I hope you all enjoyed last week as we reveled in the great miracle that was the raising of Lazarus. What confidence it gives us that the King that we serve is the one who has the power over life and death. Because that is really what we really need, isn’t it? We need to be rescued from the awful thing that sin is, and from its punishment, which without the blood of Jesus is always death.

In the story that we get to look at today, which is another one of these “aftermath” accounts—what happens after Jesus does something miraculous, we are going to again look the bondage of sin square in the face. That bondage that holds our thoughts, our reason, our motives, our desires, holds all of that captive until we are set free by Christ. That bondage is so profound that it can take the most miraculous, incredible thing you could ever witness—the raising of the dead—and turn it into a problem. Jesus says, and shows, that he is the Resurrection and the Life, it should be good news, great news, a cause for celebration, but to some it was a crisis.

Turn with me now to John 11, and follow along as we read the account of the aftermath of raising Lazarus. John, chapter 11, verses 45-54, listen this is God’s Holy Word.

45 Therefore many of the Jews who had come to visit Mary, and had seen what Jesus did, believed in him. 46 But some of them went to the Pharisees and told them what Jesus had done. 47 Then the chief priests and the Pharisees called a meeting of the Sanhedrin.

“What are we accomplishing?” they asked. “Here is this man performing many signs. 48 If we let him go on like this, everyone will believe in him, and then the Romans will come and take away both our temple and our nation.”

49 Then one of them, named Caiaphas, who was high priest that year, spoke up, “You know nothing at all! 50 You do not realize that it is better for you that one man die for the people than that the whole nation perish.”

51 He did not say this on his own, but as high priest that year he prophesied that Jesus would die for the Jewish nation, 52 and not only for that nation but also for the scattered children of God, to bring them together and make them one. 53 So from that day on they plotted to take his life.

54 Therefore Jesus no longer moved about publicly among the people of Judea. Instead he withdrew to a region near the wilderness, to a village called Ephraim, where he stayed with his disciples.

The Word of the Lord.

So this is what happens after Lazarus is raised from the dead. As I was reading to prepare to write this sermon, one commentator mentioned something that struck me as kind of what I was thinking. He made the point again that John’s gospel, as it has been from the beginning, is extremely Christo-centric. Everything points to Jesus, every event shows us something about him, there seem to be no wasted words at all, no rabbit trails, really no other characters developed other than Jesus, our central focus. 

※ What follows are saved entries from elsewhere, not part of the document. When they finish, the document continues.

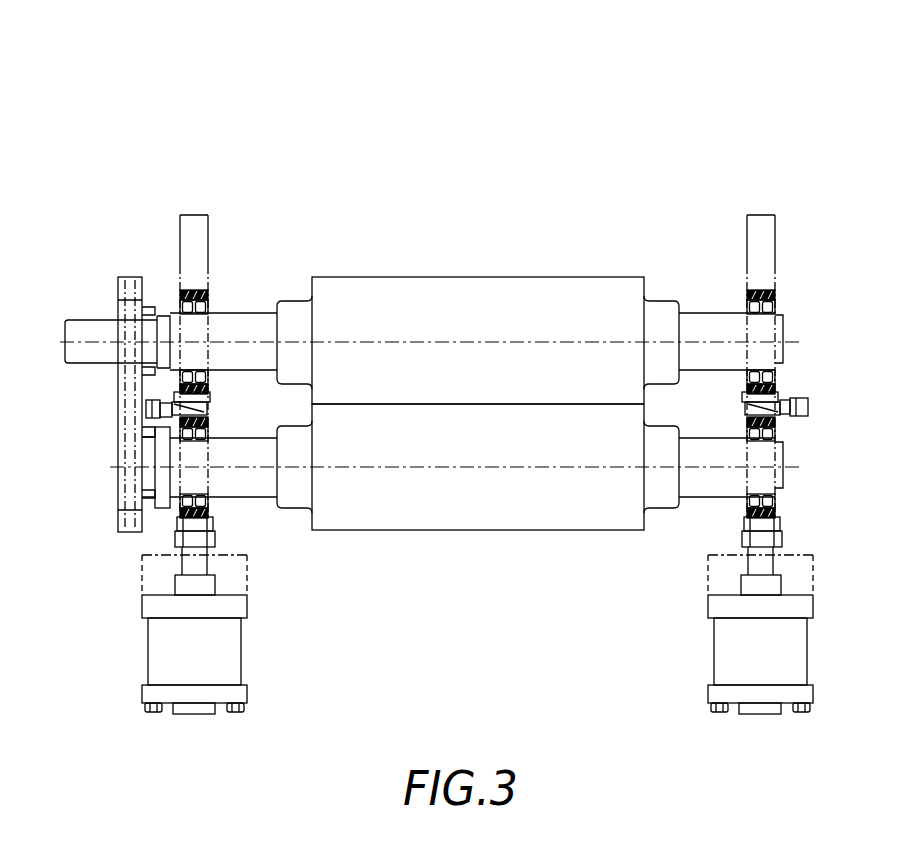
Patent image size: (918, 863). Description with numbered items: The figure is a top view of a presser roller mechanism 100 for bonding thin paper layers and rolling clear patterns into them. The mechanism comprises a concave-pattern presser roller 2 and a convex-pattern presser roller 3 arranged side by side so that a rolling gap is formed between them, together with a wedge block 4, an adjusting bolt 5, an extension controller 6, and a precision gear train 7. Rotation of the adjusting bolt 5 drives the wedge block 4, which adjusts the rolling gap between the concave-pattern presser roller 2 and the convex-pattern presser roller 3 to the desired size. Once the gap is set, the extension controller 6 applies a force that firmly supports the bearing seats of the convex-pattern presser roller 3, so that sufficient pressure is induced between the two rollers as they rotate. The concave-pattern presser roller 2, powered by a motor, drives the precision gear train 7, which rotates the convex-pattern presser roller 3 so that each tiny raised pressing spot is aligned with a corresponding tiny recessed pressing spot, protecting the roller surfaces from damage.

The presser roller mechanism 100 is at (740, 85).
The concave-pattern presser roller 2 is at (507, 290).
The convex-pattern presser roller 3 is at (521, 520).
The wedge block 4 is at (778, 416).
The adjusting bolt 5 is at (808, 408).
The extension controller 6 is at (800, 648).
The precision gear train 7 is at (101, 420).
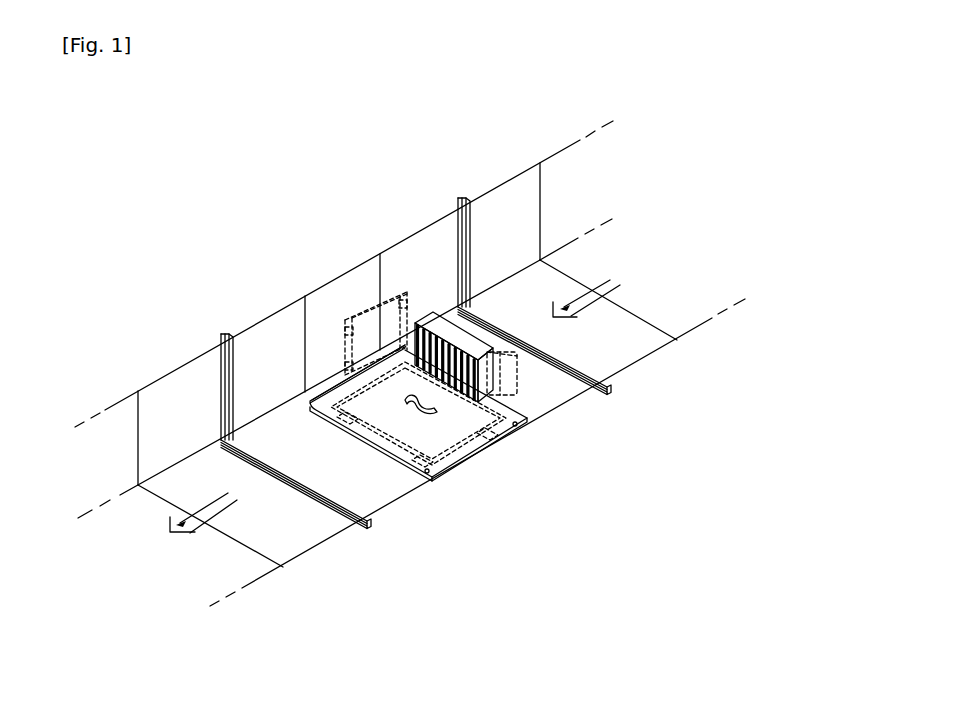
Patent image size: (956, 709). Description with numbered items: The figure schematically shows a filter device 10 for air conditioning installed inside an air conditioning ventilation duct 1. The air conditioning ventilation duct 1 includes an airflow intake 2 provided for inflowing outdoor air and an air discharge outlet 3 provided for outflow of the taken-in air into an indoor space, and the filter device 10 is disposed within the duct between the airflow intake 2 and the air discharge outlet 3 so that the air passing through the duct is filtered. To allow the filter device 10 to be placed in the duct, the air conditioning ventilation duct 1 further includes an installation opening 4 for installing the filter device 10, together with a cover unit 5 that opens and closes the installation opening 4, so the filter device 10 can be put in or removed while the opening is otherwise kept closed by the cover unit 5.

The air conditioning ventilation duct 1 is at (490, 201).
The airflow intake 2 is at (590, 329).
The air discharge outlet 3 is at (282, 492).
The installation opening 4 is at (332, 391).
The cover unit 5 is at (386, 443).
The filter device for air conditioning 10 is at (346, 306).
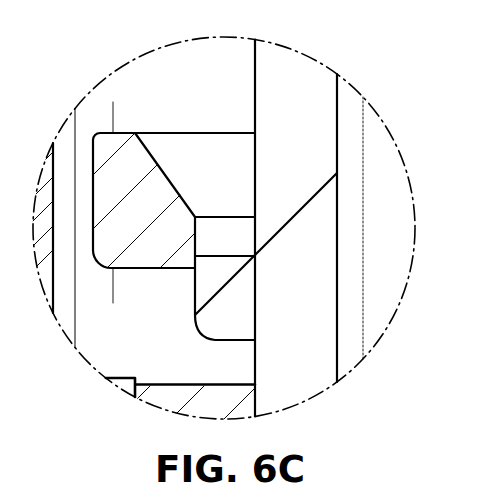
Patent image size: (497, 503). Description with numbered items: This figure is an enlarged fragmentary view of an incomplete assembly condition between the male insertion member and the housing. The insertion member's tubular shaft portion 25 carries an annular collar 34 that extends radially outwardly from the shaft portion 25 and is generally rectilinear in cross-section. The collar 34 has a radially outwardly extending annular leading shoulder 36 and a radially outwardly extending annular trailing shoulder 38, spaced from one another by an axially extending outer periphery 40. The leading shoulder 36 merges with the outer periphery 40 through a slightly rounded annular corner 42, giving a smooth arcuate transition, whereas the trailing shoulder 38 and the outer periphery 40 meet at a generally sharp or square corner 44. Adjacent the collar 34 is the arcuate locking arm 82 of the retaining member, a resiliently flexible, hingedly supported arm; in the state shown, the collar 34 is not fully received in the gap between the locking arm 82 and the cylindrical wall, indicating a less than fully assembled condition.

The tubular shaft portion 25 is at (255, 368).
The annular collar 34 is at (211, 254).
The outer periphery 40 is at (196, 290).
The leading shoulder 36 is at (175, 341).
The corner 42 is at (197, 326).
The trailing shoulder 38 is at (146, 174).
The corner 44 is at (195, 260).
The locking arm 82 is at (93, 183).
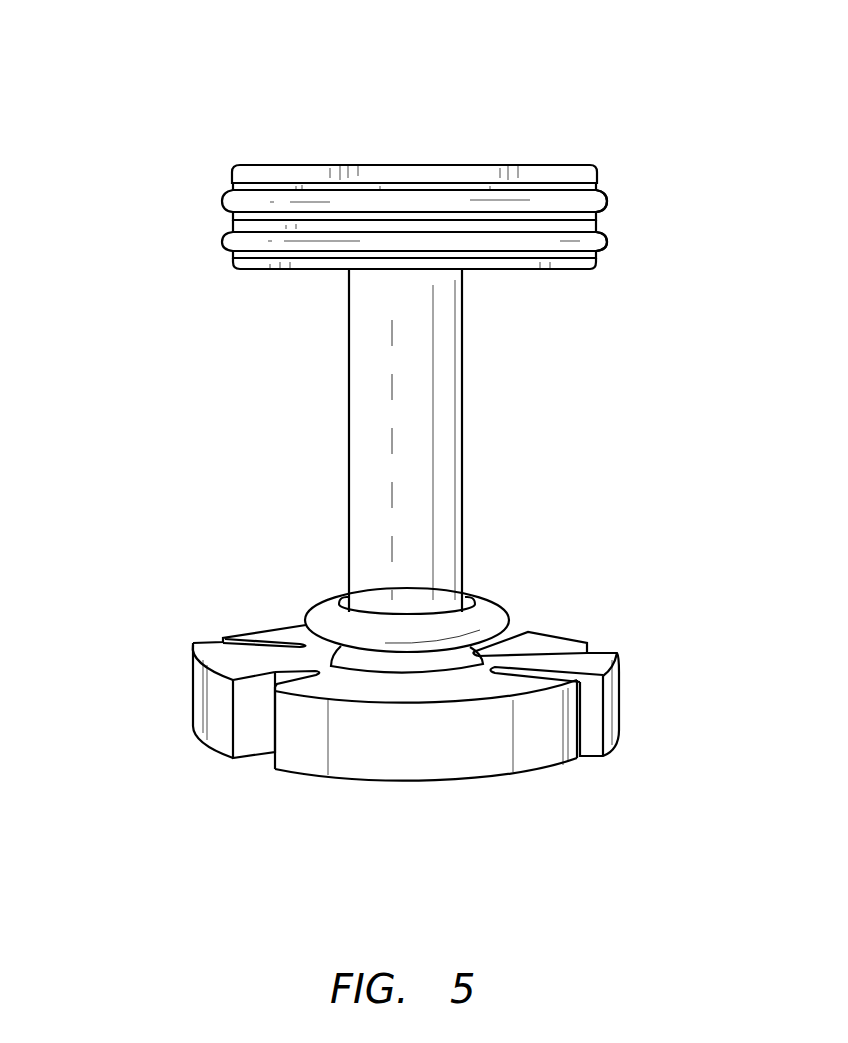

And he made the comment at exactly this point in the scripture because John gives us no more details about the raising of Lazarus. My curiosity can’t stop! What did Lazarus do next? What did he look like? Who did he hug? Did he dance or sing, or run, I don’t know! No, we may be curious about such things, but John immediately shifts the narrative to what it all means in the story of Jesus. It’s not how they would have done it in Hollywood, but that’s OK, this story is all about Jesus.

So let’s put Lazarus aside and look at this aftermath of the greatest miracle—what happens next? Well, unsurprisingly the people that saw the miracle are amazed and some of them believe.

Therefore many of the Jews who had come to visit Mary, and had seen what Jesus did, believed in him.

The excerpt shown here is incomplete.